Lecture Programme


Lectures at the Lit & Phil

These talks are organised by the Lit & Phil (you don't need to be a member in order to attend any of their public events), and tickets cost £4 per talk, from the Lit & Phil Library, 23 Westgate Road, Newcastle upon Tyne, NE1 1SE, in person or over the phone (0191) 232 0192. It is advisable to book seats in advance; if you reserve a ticket and are subsequently unable to attend, please let us know as we often have a waiting list.

Meanwhile, Gail-Nina continues her series of triads of art lectures on linked topics with three talks on women artists, all on Mondays in June, all starting at 6pm. They can be enjoyed separately - you don't have to book for all three.

Women Artists

Monday, June 4th: The Changing role of Women Artists in 18th Century Europe
This was the period when changing attitudes to art education and the social role of the artist allowed the female practitioner to emerge as an independent professional, with the possibility of a career that brought her into contact with the highest pinnacles of society.
Rosalba Carriera in Venice, Madame Vigée Le Brun and Adélaïde Labille-Guiard in France and Angelica Kauffmann in England all excelled in the sort of stylish imagery that helped make female artists fashionable.
Monday, June 11th: Women artists in 19th Century France
This was the period when changing attitudes to art education and the social role of the artist allowed the female practitioner to emerge as an independent professional, with the possibility of a career that brought her into contact with the highest pinnacles of society.
France in the 19th century saw a new wave of opportunities for the female artist, within both established styles and also such avant-garde innovations as Impressionism.
Rosa Bonheur, Marie Bracquemond, Eva Gonzalès, Berthe Morisot and the American Mary Cassatt all produced and exhibited work that challenged the expectations of what a woman might achieve, exploring new techniques (including print-making), styles and innovative influences.
Monday, June 18th: Women Artists in Victorian Britain
Throughout the 19th century the Royal Academy failed to elect a single woman to full membership, but this did not stop them making their presence felt in the professional world of art production, exhibition and training.
More than just genteel accomplishments (Queen Victoria's daughter Louise was an accomplished sculptor), artistic skills became increasingly available via classes and colleges, allowing female artists to became emancipated from limiting stereotypes.

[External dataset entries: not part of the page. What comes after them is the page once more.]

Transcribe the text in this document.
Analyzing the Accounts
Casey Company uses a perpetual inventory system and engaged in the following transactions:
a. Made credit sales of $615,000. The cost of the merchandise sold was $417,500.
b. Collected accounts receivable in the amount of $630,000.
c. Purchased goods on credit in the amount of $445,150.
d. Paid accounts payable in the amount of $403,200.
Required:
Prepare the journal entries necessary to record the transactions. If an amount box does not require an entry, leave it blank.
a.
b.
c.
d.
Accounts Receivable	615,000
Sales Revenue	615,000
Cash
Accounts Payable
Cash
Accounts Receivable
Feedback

The Pre-Raphaelite circle included the idiosyncratic Symbolist Evelyn de Morgan, Elizabeth Forbes absorbed the influence of French Realism and Lady Butler established herself as the finest military painter of the period.

The seeds had been planted for experimentation, Modernism and a Bohemian lifestyle even for the ladies, but that must all wait for a follow-on series of talks to be given in the future!